At the time of the acquisition, Expertcity was developing GoToMeeting, a product that uses the remote desktop engine to allow multiple users to view and control a single desktop, enabling both collaborative support and collaborative presentations. In 2006, Citrix Online adapted GoToMeeting to support the growing market for web-based training and web-based seminars. The resulting GoToWebinar product and the GoToTraining product that launched in 2010 allow hundreds of attendees to view a single screen and join in a phone conference.

In 2008, Citrix acquired Vapps, Inc., an audio conferencing provider, and created Citrix Online Audio, LLC. Shortly after, they released HiDef Corporate, a flat-rate, hosted audio conferencing service.

In 2010, Citrix acquired Paglo Labs and released GoToManage, an IT management and support tool.

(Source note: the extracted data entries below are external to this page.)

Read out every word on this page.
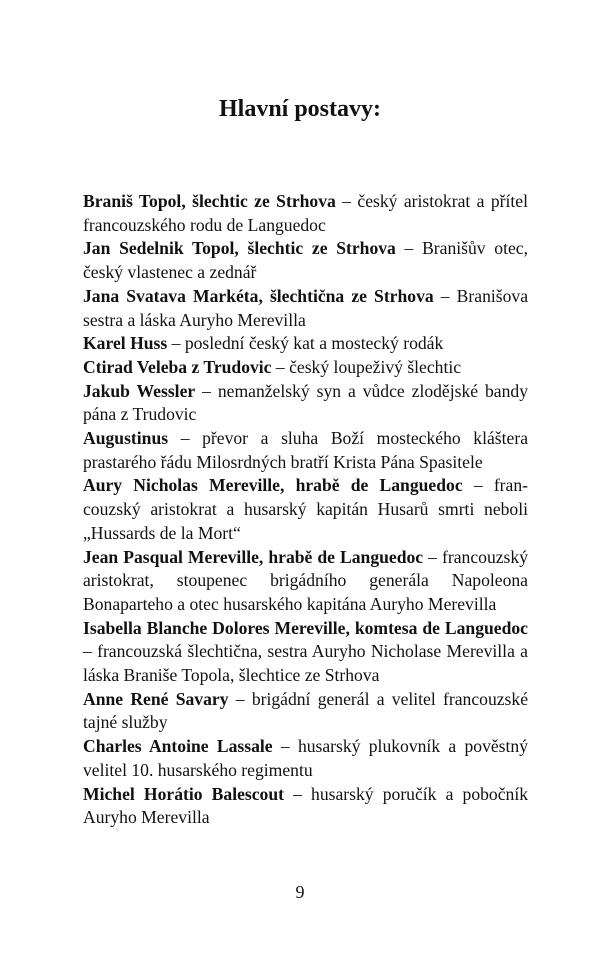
Hlavní postavy:

Braniš Topol, šlechtic ze Strhova – český aristokrat a přítel francouzského rodu de Languedoc

Jan Sedelnik Topol, šlechtic ze Strhova – Branišův otec, český vlastenec a zednář

Jana Svatava Markéta, šlechtična ze Strhova – Branišova sestra a láska Auryho Merevilla

Karel Huss – poslední český kat a mostecký rodák

Ctirad Veleba z Trudovic – český loupeživý šlechtic

Jakub Wessler – nemanželský syn a vůdce zlodějské bandy pána z Trudovic

Augustinus – převor a sluha Boží mosteckého kláštera prastarého řádu Milosrdných bratří Krista Pána Spasitele

Aury Nicholas Mereville, hrabě de Languedoc – francouzský aristokrat a husarský kapitán Husarů smrti neboli „Hussards de la Mort“

Jean Pasqual Mereville, hrabě de Languedoc – francouzský aristokrat, stoupenec brigádního generála Napoleona Bonaparteho a otec husarského kapitána Auryho Merevilla

Isabella Blanche Dolores Mereville, komtesa de Languedoc – francouzská šlechtična, sestra Auryho Nicholase Merevilla a láska Braniše Topola, šlechtice ze Strhova

Anne René Savary – brigádní generál a velitel francouzské tajné služby

Charles Antoine Lassale – husarský plukovník a pověstný velitel 10. husarského regimentu

Michel Horátio Balescout – husarský poručík a pobočník Auryho Merevilla

9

GoToManage became part of GoToAssist in 2012.

In 2012, Citrix acquired Podio, a collaborative work platform for cloud collaboration.

In 2015, Citrix acquired Grasshopper, a virtual phone system provider.

==Products==

===Current===
- GoToAssist (formerly DesktopStreaming) — services for businesses to facilitate remote technical support and monitoring for IT environments
- GoToMeeting — collaboration and meetings with up to 250 attendees
- GoToMyPC — remote desktop access for individuals and medium & large enterprises
- GoToTraining — training and development with up to 200 attendees
- GoToWebinar — seminars and presentations with up to 1000 attendees
- Podio — collaborative work platform to manage and collaborate on any project or business process
- OpenVoice (formerly HiDef Corporate) — audio conferencing with web- and mobile-based administration and control
- RightSignature - digital signatures straight through email.

===Discontinued===
- BuddyHelp — desktop sharing for individuals to facilitate remote technical support
- ExpertLive (formerly Expertcity) — technical support marketplace
- GoView—Screen recording solution
- Talkboard — Collaborative whiteboard app for iPad. Won Apple’s App Store “Best of 2013” award in the Business Productivity category.